Exeter: Near Miss For Exeter Flybe Plane

A passenger plane carrying up to 78 people came within seconds of catastrophe when it nearly collided with a glider at 3,000ft, a report has revealed.

Flybe plane with new logo

The pilot of the Flybe aircraft was unaware of the mystery glider because a faulty radar failed to notify him it had flown into his landing path. Despite reporting the risk of collision as "high", the airline pilot managed to avoid disaster by just 300ft and safely landed the Bombadier Q400 propellor plane. 

The incident took place 11 miles north-east of Exeter Airport in Devon as the service from Newcastle came in to land through "uncontrolled" airspace. 

The pilot of the mystery glider has never been traced.
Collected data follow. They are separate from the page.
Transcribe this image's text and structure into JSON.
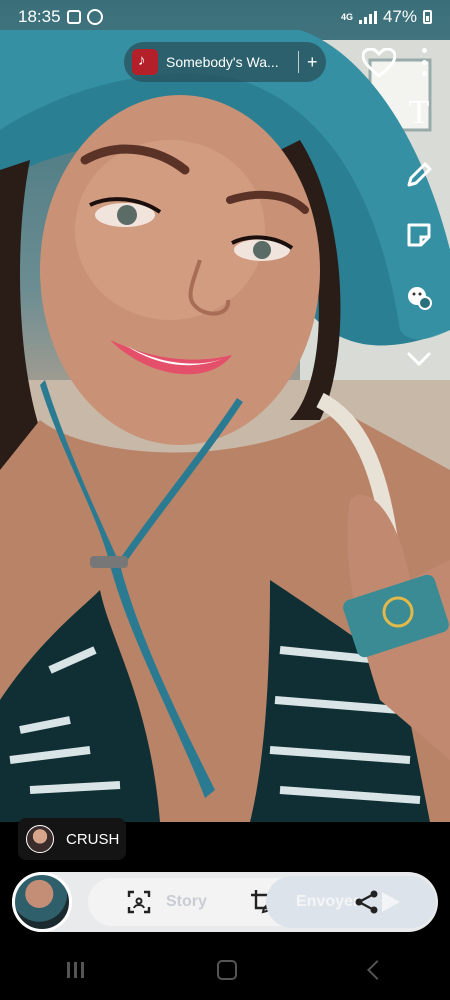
{
  "status_bar": {
    "time": "18:35",
    "network": "4G",
    "battery": "47%"
  },
  "music": {
    "title": "Somebody's Wa...",
    "add_symbol": "+"
  },
  "tools": {
    "text": "T",
    "items": [
      "text-tool-icon",
      "pencil-icon",
      "sticker-icon",
      "lens-icon",
      "chevron-down-icon",
      "heart-icon",
      "more-icon"
    ]
  },
  "recipient": {
    "label": "CRUSH"
  },
  "bottom_bar": {
    "story_label": "Story",
    "send_label": "Envoyer"
  }
}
A report by the UK Airprox Board concluded the near-collision, on January 2 at 1.30pm, was caused by a "late sighting" of the glider by the pilot and added that the primary radar system was out of service at the time. 

It had developed a fault during the Christmas break but had not been repaired as the supplier was closed. 

The airline pilot reported the risk of collision as "high" but the board decided there was insufficient information to categorise the danger. 

A fellow pilot said: "It was very close and would have happened in the blink of an eye. 

"Because the radar was broken the pilot would have been surprised to see the glider and would have had virtually no time to manoeuvre. 

"It would have been pretty scary and quite unnerving for the pilot but the passengers wouldn't have been aware."